Law school is about reading, analyzing, and writing, so your gpa should reflect how well you do in those types of activities. So, a major that is unclear to outsiders as to the content of that major is not a safe choice. Admissions committee members get very concerned with applicants with high gpas in majors that seem either artistic (Dance, Theater, Design, Music (Performance)) or physical (Kinesiology, Corporate Fitness). If this is your love, minor in it or at least minor in a more traditional subject.
Admissions committees look at thousands of applicants with the same gpa. They have to distinguish them. Generally, distinguishing between majors is quite popular. High gpa in Engineering or Economics? Great. High gpa in Fashion Merchandising? Hmmm. Hard sciences stand out because so few applicants majored in the hard sciences. Criminal Justice is an odd major because I'm sure that some college students think it will help. It doesn't. Unless you want to be in law enforcement, major in something else.
4. Admissions committees respect work experience. Not really. Not unless your work experience is really interesting or amazing. Then the experience stands out as an interesting or amazing thing on your resume, not because it is work experience. I find it interesting when applicants were in Teach for America, Americorps, Jesuit Volunteer Corps, or the Peace Corps. Or people who followed a dream for awhile. But no one ever says, "Given this applicant's outstanding record of service for the past two years at [Name your favorite retailer], I think he/she would be an excellent J.D. candidate."
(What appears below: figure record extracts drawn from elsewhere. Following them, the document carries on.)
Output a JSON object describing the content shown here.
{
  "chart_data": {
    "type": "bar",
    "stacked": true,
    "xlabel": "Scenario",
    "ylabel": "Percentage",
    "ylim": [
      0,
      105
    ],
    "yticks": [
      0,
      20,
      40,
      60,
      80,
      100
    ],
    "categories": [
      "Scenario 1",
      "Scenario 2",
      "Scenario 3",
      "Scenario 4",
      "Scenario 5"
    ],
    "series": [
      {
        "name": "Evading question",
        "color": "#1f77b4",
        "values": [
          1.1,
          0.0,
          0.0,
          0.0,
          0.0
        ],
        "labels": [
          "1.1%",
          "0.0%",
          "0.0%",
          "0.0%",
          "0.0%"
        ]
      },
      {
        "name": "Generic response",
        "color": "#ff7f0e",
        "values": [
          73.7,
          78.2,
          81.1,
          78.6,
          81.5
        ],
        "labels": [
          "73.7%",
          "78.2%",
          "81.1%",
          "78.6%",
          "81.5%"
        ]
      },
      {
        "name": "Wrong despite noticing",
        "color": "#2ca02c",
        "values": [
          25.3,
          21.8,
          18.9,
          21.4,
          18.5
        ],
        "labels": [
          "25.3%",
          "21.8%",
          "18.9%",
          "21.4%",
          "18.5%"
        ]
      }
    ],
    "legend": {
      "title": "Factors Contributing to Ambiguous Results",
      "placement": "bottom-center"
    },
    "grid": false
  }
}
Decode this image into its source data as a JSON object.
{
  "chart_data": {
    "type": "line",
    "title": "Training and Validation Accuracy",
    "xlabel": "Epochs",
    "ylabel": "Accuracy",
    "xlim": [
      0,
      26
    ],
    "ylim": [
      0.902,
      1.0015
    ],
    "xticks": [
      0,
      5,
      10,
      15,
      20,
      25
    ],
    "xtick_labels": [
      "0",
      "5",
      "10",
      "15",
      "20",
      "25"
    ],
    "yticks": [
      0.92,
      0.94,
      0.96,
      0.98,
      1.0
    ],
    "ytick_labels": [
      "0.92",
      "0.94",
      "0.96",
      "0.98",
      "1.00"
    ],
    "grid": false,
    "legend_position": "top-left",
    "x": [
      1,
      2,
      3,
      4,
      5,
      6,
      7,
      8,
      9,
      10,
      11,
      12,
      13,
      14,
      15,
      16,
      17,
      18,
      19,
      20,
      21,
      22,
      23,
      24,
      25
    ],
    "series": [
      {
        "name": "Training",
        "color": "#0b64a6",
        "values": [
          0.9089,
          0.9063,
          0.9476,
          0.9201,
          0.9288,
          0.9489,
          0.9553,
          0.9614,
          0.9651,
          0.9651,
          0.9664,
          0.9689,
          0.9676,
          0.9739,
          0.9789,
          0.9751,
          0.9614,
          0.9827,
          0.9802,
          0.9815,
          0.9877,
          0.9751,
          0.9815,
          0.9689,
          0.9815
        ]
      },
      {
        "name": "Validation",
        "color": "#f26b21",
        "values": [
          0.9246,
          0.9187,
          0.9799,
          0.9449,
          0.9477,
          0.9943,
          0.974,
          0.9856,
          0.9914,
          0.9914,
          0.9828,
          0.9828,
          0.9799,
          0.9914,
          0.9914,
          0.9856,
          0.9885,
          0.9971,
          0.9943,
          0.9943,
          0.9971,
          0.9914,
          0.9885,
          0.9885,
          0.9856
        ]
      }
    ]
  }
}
5. You can always take the LSAT again. I'm probably the only person who believed this myth, but I'll put it here anyway. I was advised to take the LSAT without taking a prep. If I did poorly, I could always take a prep class and take the LSAT over. Well, this could have been a disaster for me if I didn't have some weird, LSAT-type mind that luckily took to the standardized test like a duck on a June bug. If not, then I would have been hosed because most, if not all, schools average your LSAT. Oh, we look at both the LSATs, but we know that the average LSAT is the one reported to the all-powerful USNWR. So, take an LSAT prep!! Yes, I know how expensive they are. Start saving now. This is probably the single most important investment you can make in your application. Unfortunately, lots of other applicants are taking a prep course, so that ratchets up the scores. Sorry.